Host: Yeah, it does sound like there’s a lot of support out there. And, PFLAG certainly has been doing great work for a long time and great to know that whether it was because of the pandemic or not, that they’re doing things online. So folks can kind of do things from wherever they’re comfortable, presumably their homes, but wherever it is. So, that’s really great. What are your biggest takeaways for listeners today? Whether it’s the parents or the children that might be listening.

Dr. Filangieri: So, you know, for parents it’s to listen to your child and be supportive, ask them what they need from you. And again, don’t play the blame game. There’s no assigning of responsibility here for what’s happened. It’s okay not to really understand, but it’s so important to be accepting.

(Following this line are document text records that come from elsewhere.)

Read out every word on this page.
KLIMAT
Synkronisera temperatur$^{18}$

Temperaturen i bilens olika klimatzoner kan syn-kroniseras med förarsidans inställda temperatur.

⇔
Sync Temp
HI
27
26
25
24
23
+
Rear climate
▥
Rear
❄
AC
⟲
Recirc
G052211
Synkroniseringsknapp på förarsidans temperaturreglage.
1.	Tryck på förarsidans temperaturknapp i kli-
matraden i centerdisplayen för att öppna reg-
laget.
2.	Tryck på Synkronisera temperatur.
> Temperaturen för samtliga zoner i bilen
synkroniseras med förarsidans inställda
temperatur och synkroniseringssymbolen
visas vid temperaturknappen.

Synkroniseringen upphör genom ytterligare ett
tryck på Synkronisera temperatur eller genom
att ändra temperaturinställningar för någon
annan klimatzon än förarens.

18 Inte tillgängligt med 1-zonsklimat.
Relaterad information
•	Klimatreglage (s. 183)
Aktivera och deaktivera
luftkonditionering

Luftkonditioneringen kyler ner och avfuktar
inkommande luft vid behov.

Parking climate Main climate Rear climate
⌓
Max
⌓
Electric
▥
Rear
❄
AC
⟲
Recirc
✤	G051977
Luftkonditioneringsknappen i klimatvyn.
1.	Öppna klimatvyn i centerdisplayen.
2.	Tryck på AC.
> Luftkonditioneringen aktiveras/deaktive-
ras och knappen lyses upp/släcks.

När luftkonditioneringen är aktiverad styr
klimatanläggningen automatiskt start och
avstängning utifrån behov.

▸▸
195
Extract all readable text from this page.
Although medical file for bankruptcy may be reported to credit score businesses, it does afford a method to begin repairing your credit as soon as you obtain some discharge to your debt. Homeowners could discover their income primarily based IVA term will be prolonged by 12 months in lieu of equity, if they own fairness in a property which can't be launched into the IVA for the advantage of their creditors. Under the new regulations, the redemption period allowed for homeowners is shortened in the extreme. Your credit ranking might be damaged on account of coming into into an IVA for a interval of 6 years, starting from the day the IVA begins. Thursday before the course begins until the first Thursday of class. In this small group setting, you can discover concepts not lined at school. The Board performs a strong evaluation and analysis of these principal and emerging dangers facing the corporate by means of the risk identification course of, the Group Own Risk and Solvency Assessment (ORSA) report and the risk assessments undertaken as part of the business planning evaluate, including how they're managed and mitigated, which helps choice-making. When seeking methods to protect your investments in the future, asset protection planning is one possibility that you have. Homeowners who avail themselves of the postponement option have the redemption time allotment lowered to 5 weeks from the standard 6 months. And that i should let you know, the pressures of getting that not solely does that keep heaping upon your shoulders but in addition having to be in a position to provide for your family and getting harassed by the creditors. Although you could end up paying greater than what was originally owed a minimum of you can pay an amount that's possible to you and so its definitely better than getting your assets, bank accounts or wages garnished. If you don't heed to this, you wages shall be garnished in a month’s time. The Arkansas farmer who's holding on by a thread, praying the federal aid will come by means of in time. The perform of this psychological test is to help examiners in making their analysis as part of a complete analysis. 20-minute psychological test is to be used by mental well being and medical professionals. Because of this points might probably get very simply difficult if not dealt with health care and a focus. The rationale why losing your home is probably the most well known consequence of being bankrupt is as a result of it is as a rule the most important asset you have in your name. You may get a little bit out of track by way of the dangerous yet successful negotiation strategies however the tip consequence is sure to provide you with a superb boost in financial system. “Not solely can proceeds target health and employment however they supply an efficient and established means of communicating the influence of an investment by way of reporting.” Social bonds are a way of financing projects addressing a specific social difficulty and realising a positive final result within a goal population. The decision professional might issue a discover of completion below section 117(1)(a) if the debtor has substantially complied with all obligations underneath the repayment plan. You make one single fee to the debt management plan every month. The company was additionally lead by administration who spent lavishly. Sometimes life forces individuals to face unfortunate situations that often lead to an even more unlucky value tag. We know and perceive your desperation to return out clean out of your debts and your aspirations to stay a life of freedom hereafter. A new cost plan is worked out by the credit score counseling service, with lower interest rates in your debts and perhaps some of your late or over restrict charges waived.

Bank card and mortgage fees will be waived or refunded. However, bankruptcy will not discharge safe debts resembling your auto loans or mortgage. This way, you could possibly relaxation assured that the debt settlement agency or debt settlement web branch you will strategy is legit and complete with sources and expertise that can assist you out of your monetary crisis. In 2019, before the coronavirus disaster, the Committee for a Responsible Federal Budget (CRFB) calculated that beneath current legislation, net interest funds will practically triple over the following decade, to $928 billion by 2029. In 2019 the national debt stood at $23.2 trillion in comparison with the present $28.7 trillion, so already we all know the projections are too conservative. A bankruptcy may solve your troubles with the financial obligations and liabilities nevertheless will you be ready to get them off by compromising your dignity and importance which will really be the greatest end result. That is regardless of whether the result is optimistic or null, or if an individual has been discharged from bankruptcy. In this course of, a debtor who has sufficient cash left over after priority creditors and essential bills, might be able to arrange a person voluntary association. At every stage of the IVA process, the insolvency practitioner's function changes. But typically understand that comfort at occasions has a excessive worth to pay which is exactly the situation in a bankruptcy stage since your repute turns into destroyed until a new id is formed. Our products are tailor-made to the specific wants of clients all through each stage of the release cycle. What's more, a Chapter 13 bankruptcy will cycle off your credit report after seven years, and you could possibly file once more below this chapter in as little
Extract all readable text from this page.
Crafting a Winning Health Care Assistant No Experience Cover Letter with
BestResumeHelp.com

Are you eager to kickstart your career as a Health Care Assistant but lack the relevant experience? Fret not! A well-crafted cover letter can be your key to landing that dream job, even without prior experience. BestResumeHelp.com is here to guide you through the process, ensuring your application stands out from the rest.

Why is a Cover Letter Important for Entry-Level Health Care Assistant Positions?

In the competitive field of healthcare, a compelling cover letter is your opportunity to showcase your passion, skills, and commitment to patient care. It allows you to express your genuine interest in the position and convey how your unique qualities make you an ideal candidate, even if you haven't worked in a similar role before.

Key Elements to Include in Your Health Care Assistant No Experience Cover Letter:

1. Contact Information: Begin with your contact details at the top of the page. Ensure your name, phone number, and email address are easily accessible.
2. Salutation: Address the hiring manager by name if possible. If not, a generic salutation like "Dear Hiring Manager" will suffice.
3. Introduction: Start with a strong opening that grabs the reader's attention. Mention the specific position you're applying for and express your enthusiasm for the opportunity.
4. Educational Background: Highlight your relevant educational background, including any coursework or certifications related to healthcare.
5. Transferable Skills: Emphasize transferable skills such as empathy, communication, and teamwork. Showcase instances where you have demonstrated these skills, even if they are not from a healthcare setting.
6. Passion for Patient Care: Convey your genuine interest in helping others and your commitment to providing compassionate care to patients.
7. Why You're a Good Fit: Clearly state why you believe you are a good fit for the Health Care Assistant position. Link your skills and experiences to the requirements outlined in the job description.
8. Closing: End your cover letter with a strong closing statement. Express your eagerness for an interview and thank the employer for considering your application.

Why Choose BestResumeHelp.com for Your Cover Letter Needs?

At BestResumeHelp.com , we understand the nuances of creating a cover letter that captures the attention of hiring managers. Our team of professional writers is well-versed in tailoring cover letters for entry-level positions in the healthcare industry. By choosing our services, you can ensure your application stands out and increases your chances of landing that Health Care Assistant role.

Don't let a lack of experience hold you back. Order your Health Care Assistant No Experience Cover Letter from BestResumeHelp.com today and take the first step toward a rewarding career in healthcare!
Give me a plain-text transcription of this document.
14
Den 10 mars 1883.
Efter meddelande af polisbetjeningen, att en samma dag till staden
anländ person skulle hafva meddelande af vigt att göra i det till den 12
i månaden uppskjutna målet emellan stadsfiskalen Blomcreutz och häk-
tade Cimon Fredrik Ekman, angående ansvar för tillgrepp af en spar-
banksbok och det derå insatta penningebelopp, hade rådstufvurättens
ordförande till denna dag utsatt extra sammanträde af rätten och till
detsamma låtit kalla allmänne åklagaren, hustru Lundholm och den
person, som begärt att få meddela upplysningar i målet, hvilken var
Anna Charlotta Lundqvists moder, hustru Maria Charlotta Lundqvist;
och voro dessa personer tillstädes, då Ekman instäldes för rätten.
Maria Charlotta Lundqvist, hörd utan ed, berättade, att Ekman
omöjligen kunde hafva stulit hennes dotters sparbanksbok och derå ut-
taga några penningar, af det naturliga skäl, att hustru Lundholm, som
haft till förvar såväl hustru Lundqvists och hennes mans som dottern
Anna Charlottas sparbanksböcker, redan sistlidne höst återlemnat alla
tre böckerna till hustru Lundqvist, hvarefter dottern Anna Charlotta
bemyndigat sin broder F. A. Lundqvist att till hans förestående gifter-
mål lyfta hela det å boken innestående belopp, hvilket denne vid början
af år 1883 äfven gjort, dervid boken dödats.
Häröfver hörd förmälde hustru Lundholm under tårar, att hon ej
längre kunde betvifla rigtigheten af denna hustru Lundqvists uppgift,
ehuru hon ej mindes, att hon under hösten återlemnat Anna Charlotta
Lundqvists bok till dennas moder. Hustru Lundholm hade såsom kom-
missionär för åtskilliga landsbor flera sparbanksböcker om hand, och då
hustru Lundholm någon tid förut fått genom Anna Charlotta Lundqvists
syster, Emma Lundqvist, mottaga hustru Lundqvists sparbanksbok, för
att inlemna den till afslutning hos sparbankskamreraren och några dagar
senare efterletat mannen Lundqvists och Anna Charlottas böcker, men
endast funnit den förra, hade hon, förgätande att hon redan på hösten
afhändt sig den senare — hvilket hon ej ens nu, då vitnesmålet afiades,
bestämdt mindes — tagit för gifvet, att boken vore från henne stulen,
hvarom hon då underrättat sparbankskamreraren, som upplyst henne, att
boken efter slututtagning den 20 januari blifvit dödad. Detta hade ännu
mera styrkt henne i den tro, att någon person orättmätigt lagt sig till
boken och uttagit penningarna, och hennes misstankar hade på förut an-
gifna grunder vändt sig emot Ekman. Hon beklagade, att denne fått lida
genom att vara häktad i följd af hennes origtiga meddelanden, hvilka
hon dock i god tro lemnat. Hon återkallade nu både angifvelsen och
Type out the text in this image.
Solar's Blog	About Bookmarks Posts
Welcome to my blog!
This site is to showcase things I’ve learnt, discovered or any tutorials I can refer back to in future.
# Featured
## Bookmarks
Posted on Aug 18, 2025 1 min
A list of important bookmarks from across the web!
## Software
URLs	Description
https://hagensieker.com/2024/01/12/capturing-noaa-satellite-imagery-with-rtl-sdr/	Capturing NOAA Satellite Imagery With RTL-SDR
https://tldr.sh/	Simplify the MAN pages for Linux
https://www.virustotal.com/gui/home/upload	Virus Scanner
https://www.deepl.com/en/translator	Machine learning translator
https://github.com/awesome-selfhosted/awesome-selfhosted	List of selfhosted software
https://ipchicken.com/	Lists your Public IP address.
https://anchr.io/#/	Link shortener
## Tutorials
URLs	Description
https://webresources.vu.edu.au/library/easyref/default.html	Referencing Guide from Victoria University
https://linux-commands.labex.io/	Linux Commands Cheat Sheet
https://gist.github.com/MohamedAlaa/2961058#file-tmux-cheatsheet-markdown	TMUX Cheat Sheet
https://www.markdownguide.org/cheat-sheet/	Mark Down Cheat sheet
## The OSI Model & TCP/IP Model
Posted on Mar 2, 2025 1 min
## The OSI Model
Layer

Host: Yeah, I think you’re so right. This conversation in, in both preparing for the conversation and now speaking with you today, you know, I, I thought a lot about my own children, you know, and just thought about when they’ve asked me for things, when they’ve asked me to support them, when they’ve asked me to just listen to them, don’t judge, don’t offer advice, just listen to me, dad, you know, and I’m sure there’s just a lot of value in that. Just listening and being supportive and not trying to blame them or blame yourselves because there’s just no reason to blame is there? As you said, there’s no reason to play the blame game because there’s nothing wrong. Right? That nobody’s at fault. And maybe you can just speak more to that just from the parent’s perspective. You know, what, what is that instinct that we have with our children? Maybe it’s just, you know, out of love and support that we’ve given them all these years, we always want to try to fix everything. We want to fix their boo-boos. Right. But this isn’t a boo-boo. There’s nothing wrong with them. Right?

Dr. Filangieri: That’s true. And I think, you know, in our overarching culture, gender is such an important thing. If we think about when we are expecting our first child, everybody asks, are you having a girl or a boy before our infant is born, we’re already genderizing them. We’re already painting the room pink or blue if we know what the natal sex of our baby’s going to be. And with that natal sex and how is natal sex determined? The doctors literally just looks between your child’s legs and says you have a boy or girl. Right.

I think based on that, we have all of these preconceptions of what this child will grow into. So when our child comes out and says, well, you know, mom, I don’t feel like I’m a boy or I don’t feel like I’m a girl, all those preconceptions, everything that we’ve thought this child was going to become; it doesn’t mean they’re not going to become somebody spectacular, but they’re not going to look like what we expected them to look like.

And maybe the way that they have children and have a family, isn’t the way we would expect them to. But it doesn’t negate who they are at their core. It doesn’t negate the relationship that you have with them.

Host: Absolutely. I think you’re so right. Lastly, here, Doctor, how can folks make an appointment with you or contact the mental health services at Maimonides?

Dr. Filangieri: So patients who are interested in care can call us at 718-283-2727 to schedule an intake for the LGBTQ clinic. And it happens through what’s called our Rapid Access Clinic. So the patient would come in for an interview and then would go on to receive services through the LGBTQ clinic here.

Host: That’s great. Well, this has been really interesting, really educational today, and I’d love to have a much longer conversation and be able to take phone calls and really dig in here. But this little, bite-sized nugget here, this little podcast, we hope that this helps both parents and children and they reach out if they need support in the services at Maimonides.

Thank you so much Doctor. You stay well.

Dr. Filangieri: Thank you and you too.